Brüssel
Griechenland bereitet Geldgebern auch 2016 Kopfschmerzen
4. Januar 2016, 8:55 Uhr aktualisiert am 4. Januar 2016, 8:55 Uhr
Eine Staatspleite in Athen ist mit neuen Hilfsmilliarden der Europäer erst einmal abgewendet. Doch bevor Griechenland bei den Finanzen wieder auf eigenen Beinen stehen kann, sind noch viele Hürden zu nehmen.
Um das hoch verschuldete Griechenland ist es in den vergangenen Monaten etwas ruhiger geworden. Doch der Schein trügt. Denn es kann 2016 zu neuen krisenhaften Entwicklungen kommen. Die Probleme des pleitebedrohten Landes sind noch lange nicht gelöst.
Im zurückliegenden Jahr wurde viel über einen "Grexit", also einen Austritt Griechenlands aus der Eurozone, debattiert. Ist das noch ein Thema?
Das auf drei Jahre angelegte neue Rettungsprogramm belegt den Willen der Europartner, das schwächste Mitglied in der Währungsunion zu halten. Voraussetzung für das Paket war im vergangenen Sommer, dass der linksgerichtete Premier Alexis Tsipras auf Reformkurs ging. Falls die Athener Links-Rechts-Regierung - aus welchen Gründen auch immer - diesen Kurs verlassen sollte, sind neue Krisen unvermeidbar. Denn ohne Reformen gibt es kein frisches Geld aus dem europäischen Rettungsschirm.
Wie ist die Zwischenbilanz beim Rettungsprogramm der Europartner?

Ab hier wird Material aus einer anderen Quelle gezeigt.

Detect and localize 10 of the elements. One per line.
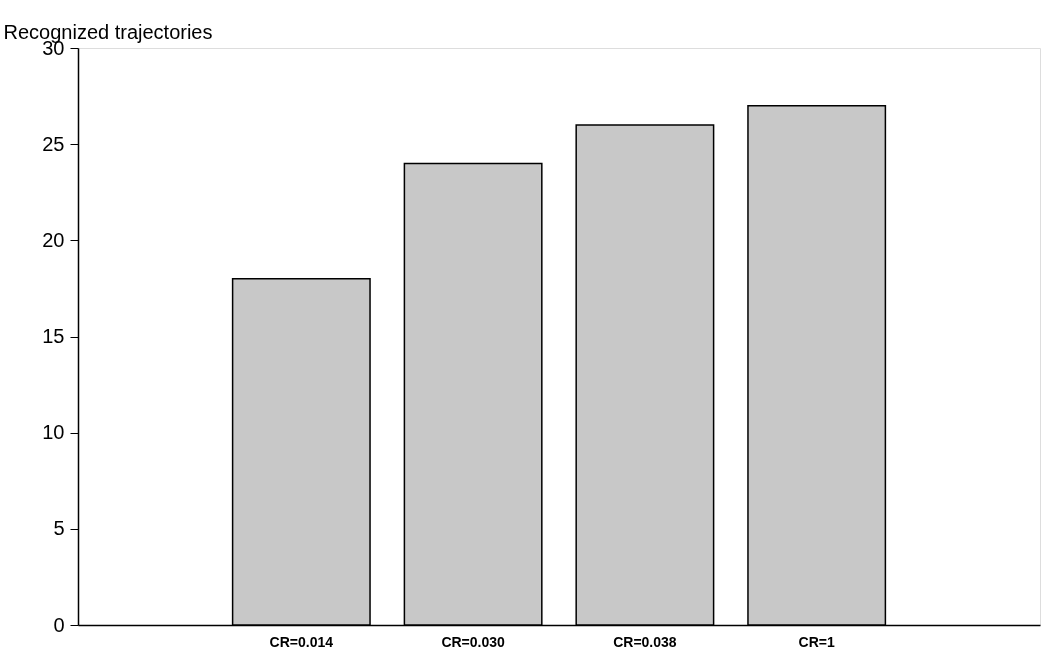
y-tick-label: 0 <box>53 613 65 636</box>
y-tick-label: 25 <box>42 132 65 155</box>
y-tick-label: 10 <box>42 421 65 444</box>
x-tick-label: CR=0.038 <box>613 633 677 650</box>
x-tick-label: CR=0.030 <box>441 633 506 650</box>
x-tick-label: CR=0.014 <box>269 633 334 650</box>
y-tick-label: 20 <box>42 228 65 251</box>
x-tick-label: CR=1 <box>798 633 835 650</box>
y-tick-label: 15 <box>42 325 65 347</box>
y-tick-label: 5 <box>53 517 65 540</box>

Kurz gesagt: Es läuft, aber es gibt Verzögerungen. Der Euro-Rettungsschirm ESM stellte bisher 21,4 Milliarden Euro zur Verfügung. Das im Sommer aufgelegte Programm hat insgesamt einen Umfang von bis zu 86 Milliarden Euro - dieser Betrag dürfte aber nicht ausgeschöpft werden, da für das Sanieren von Banken weniger Geld gebraucht wird als geplant. Im Detail lief manches zäher als erwartet. Kreditraten konnten teilweise nur verspätet fließen, da sich Reformen verzögerten.
Welche Herausforderungen sind noch zu meistern?
Die Geldgeber-Institutionen und Griechenland wollen Anfang des Jahres die erste Überprüfung des Hilfsprogramms abschließen. Diese wichtige Hürde sollte eigentlich schon im vergangenen November überwunden werden. Ein sehr heißes Eisen ist dabei die Rentenreform mit einer Erhöhung des Renteneintrittsalters.
Und dann gibt es noch ein Problem mit dem Weltwährungsfonds?
In der Tat. Bisher ist immer noch unklar, ob der Internationale Währungsfonds (IWF) beim dritten Programm mitzieht. Premier Tsipras drückt auf die Bremse, denn er würde die Hilfsaktion gerne in europäischer Hand lassen. Da spielen aber die Geldgeber nicht mit, auch Deutschland pocht darauf, den IWF an Bord zu nehmen. "Die ökonomische und technische Expertise des IWF" sei bei der Programmüberwachung sinnvoll, sagte ESM-Chef Klaus Regling der "FAZ" im Dezember.
Der Schuldenberg in Athen wächst weiter, die Regierung dringt auf Schuldenerleichterungen. Was sagen die Geldgeber?
Die Europartner wiederholen gebetsmühlenartig, dass dafür erst das Rettungsprogramm überprüft werden muss. Der Schuldenberg dürfte nach Brüsseler Einschätzung in diesem Jahr knapp 200 Prozent der Wirtschaftsleistung erreichen - erlaubt sind höchstens 60 Prozent. Debattiert werden unter anderem längere Kreditlaufzeiten; die ESM-Kredite haben aber jetzt schon eine durchschnittliche Laufzeit von 32,5 Jahren. Einen Schuldenschnitt soll es nicht geben. Bei einer solchen Maßnahme verzichten Gläubiger auf einen Teil ihrer Forderungen.
Droht Griechenland in der größten Flüchtlingskrise seit dem Zweiten Weltkrieg eine zusätzliche Destabilisierung?
Das ist laut Experten durchaus möglich. Griechenland geriet in die Kritik, weil es die EU-Außengrenzen zur Türkei und auf den Ägäis-Inseln nur unzureichend überwacht. Es wurde schon darüber spekuliert, Griechenlands Mitgliedschaft in der grenzkontrollfreien Schengen-Zone auszusetzen. Das wäre dann ein "Grexit" der anderen Art.